The point I would like to make is that we should not be so quick to automatically assume that the other jurisdiction has it right. What the recent evidence from New South Wales confirms is that it is wrong to assume that increasing maximum penalties will send a greater signal to offenders and have a greater deterrence effect.
One recent example was the changes to the maximum sentence available for culpable driving in the ACT. As members will recall, the Assembly agreed to more than double the maximum available sentence from seven to 15 years. Part of the rationale for the change was a spreadsheet which showed that some states did indeed have higher maximum penalties.
What the Greens say is that that is a simplistic approach that risks copying the approach interstate without seeing what impact it will actually have. I recall the Attorney-General being questioned about this point on ABC radio at the time the government’s bill was announced. When pushed to explain the rationale for the proposed changes, the attorney admitted that at the heart of it the amendments were about punishment and retribution and not about deterring crime. And that was the crux of the issue: the attorney knew that the changes would do nothing to deter crime and make the streets safer. It was all about punishment and retribution. I think the community would have a different view about punishment for punishment’s sake if it is known and shown to have no impact on crime in the future.
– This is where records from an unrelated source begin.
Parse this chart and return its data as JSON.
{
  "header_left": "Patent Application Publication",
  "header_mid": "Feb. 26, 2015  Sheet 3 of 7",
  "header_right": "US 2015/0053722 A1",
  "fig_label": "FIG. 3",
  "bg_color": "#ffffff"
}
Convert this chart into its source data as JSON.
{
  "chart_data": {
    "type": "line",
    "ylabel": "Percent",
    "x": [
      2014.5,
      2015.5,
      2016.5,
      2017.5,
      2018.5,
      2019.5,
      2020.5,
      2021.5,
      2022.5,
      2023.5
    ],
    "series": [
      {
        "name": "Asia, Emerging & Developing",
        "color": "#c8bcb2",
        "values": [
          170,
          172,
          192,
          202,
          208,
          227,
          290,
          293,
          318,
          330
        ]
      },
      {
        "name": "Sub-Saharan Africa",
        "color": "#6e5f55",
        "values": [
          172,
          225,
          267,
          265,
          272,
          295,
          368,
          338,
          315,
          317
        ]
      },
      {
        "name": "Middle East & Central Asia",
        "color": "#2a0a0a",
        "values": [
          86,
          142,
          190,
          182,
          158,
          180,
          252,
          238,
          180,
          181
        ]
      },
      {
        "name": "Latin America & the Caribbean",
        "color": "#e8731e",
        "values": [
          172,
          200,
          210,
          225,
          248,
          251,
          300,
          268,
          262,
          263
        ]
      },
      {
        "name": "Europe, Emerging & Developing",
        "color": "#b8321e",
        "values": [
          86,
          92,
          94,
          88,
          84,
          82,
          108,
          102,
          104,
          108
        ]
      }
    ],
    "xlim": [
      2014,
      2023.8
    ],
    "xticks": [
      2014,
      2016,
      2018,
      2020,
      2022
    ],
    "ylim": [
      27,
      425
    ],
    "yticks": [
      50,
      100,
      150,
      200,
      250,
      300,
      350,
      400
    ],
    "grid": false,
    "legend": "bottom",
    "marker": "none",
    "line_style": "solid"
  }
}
There is an interesting debate to be had about the purposes of sentencing and exactly what the purpose is of punishing offenders. Some would argue that punishment is for punishment’s sake and that it is an end in itself. Others would argue that the only point in punishing is to deter the offender from repeating the crime in the future and to also deter the community more generally. What the attorney was focusing on was the notion that punishment exists as the end goal, with no link to deterrence. I think it would have been better if the attorney had been up-front about that and not waited until being pushed on that particular point on live radio.
Another area where the Assembly has legislated is on liquor reforms, which were designed to combat alcohol-related crime and violence. I am pleased to say that I think this was a much more carefully thought through process, one which is based in evidence and one which will deliver improvements on the ground. When looking at the problem of alcohol-related crime and violence, one solution sometimes put forward is to simply get tougher on the offenders. The argument is put that offenders get off with nothing more than a slap on the wrist when they are caught being violent and that the answer is to set stiffer penalties for offenders. That could have been one path to go down. We could have doubled the penalties for assault and causing grievous bodily harm and doubled the fine for being drunk and disorderly. We could have said that that was our response to alcohol-related crime and left it at that. Fortunately, the government embarked on a more holistic approach to the problem.